Of course since the EWG annual sunscreen report came out recently there are many concerned parents, and I feel that I would be remiss if I didn’t mention the report yet again (see my earlier post about my opinion on the report).  By all means follow the EWG’s sunscreen ratings if you want.  Just know that the EWG seriously disapproves of spray sunscreens which, in my opinion, are a god sent to parents who have fidgety and/or uncooperative kids.

  • Most doctors recommend using a pure mineral sunscreen with zinc oxide and/or titanium dioxide on babies and on children’s faces.  (I actually found that my son developed a rash on his face, though not on his body, when I used a chemical sunscreen on his face)
  • The pediatric dermatologist that I took my son to recommended Blue Lizard sunscreen (which, by the way, gets a good rating from the EWG if that is important to you).  She also recommended Walgreens zinc oxide paste sunscreen for his face.  Last summer I had no trouble finding this sunscreen, but this year I couldn’t find it any more at my local Walgreens.  Instead I bought him Walgreens Spf 70 sensitive skin sunscreen since it was the only one I could find that just had zinc oxide and titanium dioxide in its active ingredients.  I saw online that Walgreens also sells another mineral sunscreen - Walgreens Baby spf 60 pure and gentle sunscreen stick.
  • In her book Simple Skin Beauty Dr. Marmur writes that her children use Banana Boat Kids Quik Sunblock Spray Lotion.  I couldn’t find that exact product online but Banana Boat has plenty of sunscreen options.  I bought Banana Boat Sport Spray spf 50 for my entire family to use on our bodies this summer. 

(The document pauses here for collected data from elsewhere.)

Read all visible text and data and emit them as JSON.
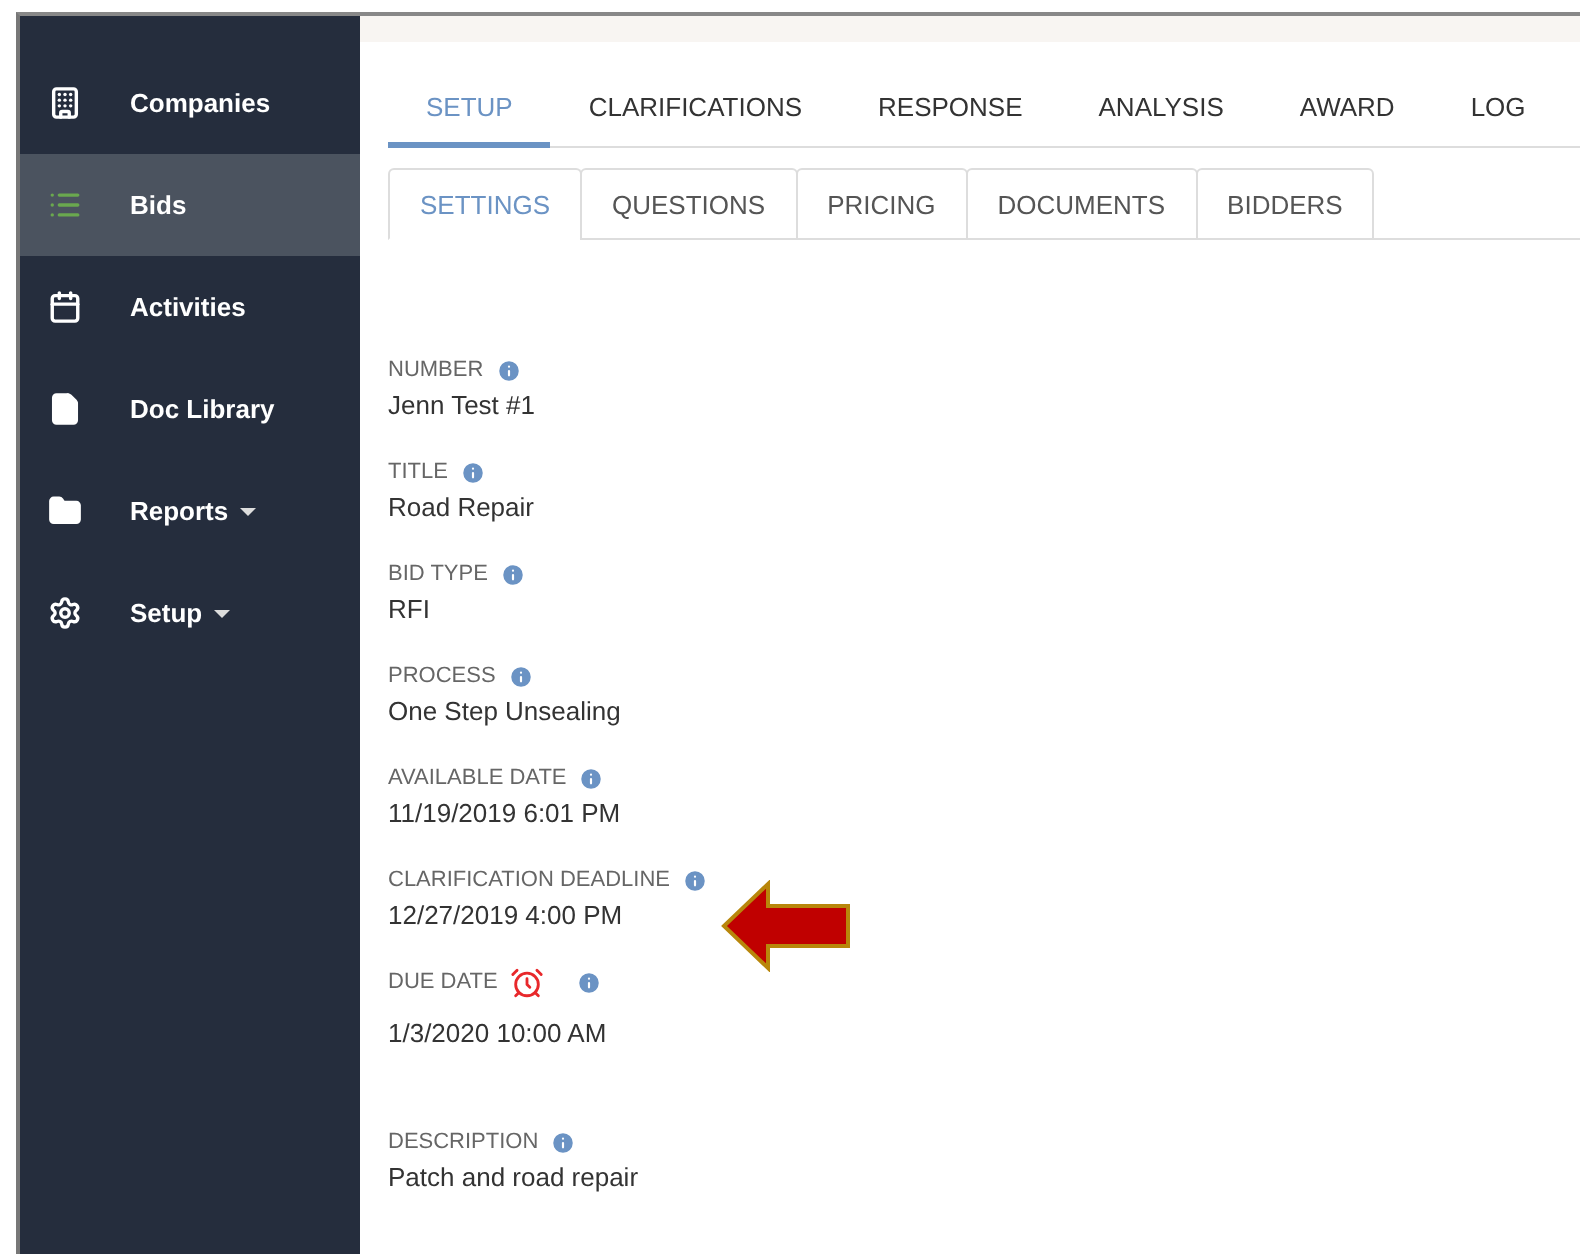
{
  "sidebar": {
    "items": [
      {
        "label": "Companies",
        "selected": false,
        "kind": "link"
      },
      {
        "label": "Bids",
        "selected": true,
        "kind": "link"
      },
      {
        "label": "Activities",
        "selected": false,
        "kind": "link"
      },
      {
        "label": "Doc Library",
        "selected": false,
        "kind": "link"
      },
      {
        "label": "Reports",
        "selected": false,
        "kind": "menu"
      },
      {
        "label": "Setup",
        "selected": false,
        "kind": "menu"
      }
    ]
  },
  "tabs": [
    {
      "label": "SETUP",
      "selected": true
    },
    {
      "label": "CLARIFICATIONS",
      "selected": false
    },
    {
      "label": "RESPONSE",
      "selected": false
    },
    {
      "label": "ANALYSIS",
      "selected": false
    },
    {
      "label": "AWARD",
      "selected": false
    },
    {
      "label": "LOG",
      "selected": false
    }
  ],
  "subtabs": [
    {
      "label": "SETTINGS",
      "selected": true
    },
    {
      "label": "QUESTIONS",
      "selected": false
    },
    {
      "label": "PRICING",
      "selected": false
    },
    {
      "label": "DOCUMENTS",
      "selected": false
    },
    {
      "label": "BIDDERS",
      "selected": false
    }
  ],
  "fields": [
    {
      "label": "NUMBER",
      "value": "Jenn Test #1",
      "kind": "plain"
    },
    {
      "label": "TITLE",
      "value": "Road Repair",
      "kind": "plain"
    },
    {
      "label": "BID TYPE",
      "value": "RFI",
      "kind": "plain"
    },
    {
      "label": "PROCESS",
      "value": "One Step Unsealing",
      "kind": "plain"
    },
    {
      "label": "AVAILABLE DATE",
      "value": "11/19/2019 6:01 PM",
      "kind": "plain"
    },
    {
      "label": "CLARIFICATION DEADLINE",
      "value": "12/27/2019 4:00 PM",
      "kind": "highlighted"
    },
    {
      "label": "DUE DATE",
      "value": "1/3/2020 10:00 AM",
      "kind": "due"
    },
    {
      "label": "DESCRIPTION",
      "value": "Patch and road repair",
      "kind": "plain"
    }
  ]
}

What to Do if Your Child Gets a Sunburn


  • If your child is less than one years old and gets a sunburn call your doctor immediately.
  • If your child is over one and gets a sunburn call your doctor if there is blistering, pain, or fever.
  • In case of a mild sunburn:

                      Give your child water to replace lost fluids

                      Use cool water on the skin to make it feel better

                      You can give your child medicine to relieve pain – but consult with a doctor first

                      Only use medicated lotions on your child if your doctor oks it

                      Keep your child out of the sun until the sunburn heals



I hope these tips help.  Have a great and sun safe summer!